Questions to be answered/variables considered: The model’s output includes impacts on energy production, consumption, trade, and prices; emissions of local and global pollutants, including reductions needed to achieve NDCs; GDP (disaggregated by revenue usage) and economic welfare; revenues (by fuel, sector, and tax instrument); industry incidence; household incidence (by decile, urban versus rural, and horizontal equity); and development co-benefits (local air pollution and health impacts). This allows the assessment of trade-offs (e.g., between efficiency, equity, and administrative burden), and hence tailoring of policy design to each country’s context. The model covers the impacts of direct and indirect carbon pricing and other mitigation policies. This includes carbon taxes, emissions trading systems, fossil fuel subsidy reform, energy price liberalization, electricity and fuel taxes, removals of preferential VAT rates for fuels, energy efficiency and emission rate regulations, feebates, clean technology subsidies, and combinations of these policies (“policy mixes”).
Strengths:
- CPAT incorporates comprehensive country coverage, and multiple sectors and policies, and facilitates the assessment of economic and non-economic outcomes.

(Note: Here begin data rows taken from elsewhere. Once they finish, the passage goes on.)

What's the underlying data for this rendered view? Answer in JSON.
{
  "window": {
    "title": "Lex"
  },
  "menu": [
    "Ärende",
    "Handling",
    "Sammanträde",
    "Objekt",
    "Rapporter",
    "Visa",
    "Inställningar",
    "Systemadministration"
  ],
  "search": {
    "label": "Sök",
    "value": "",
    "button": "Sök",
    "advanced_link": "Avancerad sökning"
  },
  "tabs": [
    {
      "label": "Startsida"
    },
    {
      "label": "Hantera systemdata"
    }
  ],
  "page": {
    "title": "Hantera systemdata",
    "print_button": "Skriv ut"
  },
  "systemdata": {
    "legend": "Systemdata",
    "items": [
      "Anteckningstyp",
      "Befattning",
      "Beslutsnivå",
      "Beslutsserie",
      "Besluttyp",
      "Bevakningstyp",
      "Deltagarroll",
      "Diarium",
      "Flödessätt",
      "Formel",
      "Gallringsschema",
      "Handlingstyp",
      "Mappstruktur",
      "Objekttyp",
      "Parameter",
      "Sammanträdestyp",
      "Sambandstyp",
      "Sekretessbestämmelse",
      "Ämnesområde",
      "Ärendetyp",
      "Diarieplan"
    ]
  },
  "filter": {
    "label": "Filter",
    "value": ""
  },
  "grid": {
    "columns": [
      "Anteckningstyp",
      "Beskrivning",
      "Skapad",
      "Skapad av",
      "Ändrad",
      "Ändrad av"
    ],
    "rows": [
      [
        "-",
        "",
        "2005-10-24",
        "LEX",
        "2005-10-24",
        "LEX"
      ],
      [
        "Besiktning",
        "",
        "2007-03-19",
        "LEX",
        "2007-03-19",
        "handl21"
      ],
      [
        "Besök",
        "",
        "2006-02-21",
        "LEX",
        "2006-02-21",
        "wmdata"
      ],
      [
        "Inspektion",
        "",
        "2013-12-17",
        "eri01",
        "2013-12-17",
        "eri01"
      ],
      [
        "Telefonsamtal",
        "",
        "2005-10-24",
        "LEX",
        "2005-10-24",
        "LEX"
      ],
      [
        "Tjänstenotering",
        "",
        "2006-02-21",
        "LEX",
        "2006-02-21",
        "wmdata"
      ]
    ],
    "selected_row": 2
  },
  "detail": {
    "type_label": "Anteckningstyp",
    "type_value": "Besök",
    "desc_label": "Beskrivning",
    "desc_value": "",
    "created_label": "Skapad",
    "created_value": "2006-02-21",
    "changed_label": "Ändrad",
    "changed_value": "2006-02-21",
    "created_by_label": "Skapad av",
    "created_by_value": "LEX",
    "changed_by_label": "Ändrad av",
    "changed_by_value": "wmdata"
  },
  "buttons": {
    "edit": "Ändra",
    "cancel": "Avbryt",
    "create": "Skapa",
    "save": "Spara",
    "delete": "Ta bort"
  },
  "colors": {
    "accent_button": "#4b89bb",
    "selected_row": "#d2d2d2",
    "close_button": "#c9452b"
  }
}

- It covers many different trade-offs of climate policies to facilitate rapid policy assessment and design.
Limitations:
- CPAT omits policies targeting the LULUCF (land use, land use change, and forestry) sector.
- It relies on an elasticity-based approach (except in the power sector), which may not capture non-linear responses to sudden or large price changes.
Use: CPAT covers over 200 countries with complete input data, though users have the option to customize data and parameter assumptions. The model is spreadsheet-based, and users primarily interact with a dashboard. It is being made available to governments by both the World Bank and the IMF, and staff from both institutions have used it extensively for climate change mitigation policy analysis.
Development:
- Models with dynamic capital stock for transportation and buildings that have been developed separately for these sectors will be integrated. This will enable better modeling of sectoral policies and can allow quantification of the spillover effects of technology policies on costs due to learning curve effects and the impact of capital vintages on optimal mitigation strategies.
- More refined industry- and activity-specific sectoral models (e.g., for the steel, chemicals, cement, agriculture, and forestry sectors) are being developed
- Economic impacts, policy coverage, and international linkages will be enhanced.
- It is envisioned that CPAT will increasingly accommodate linkages with external models.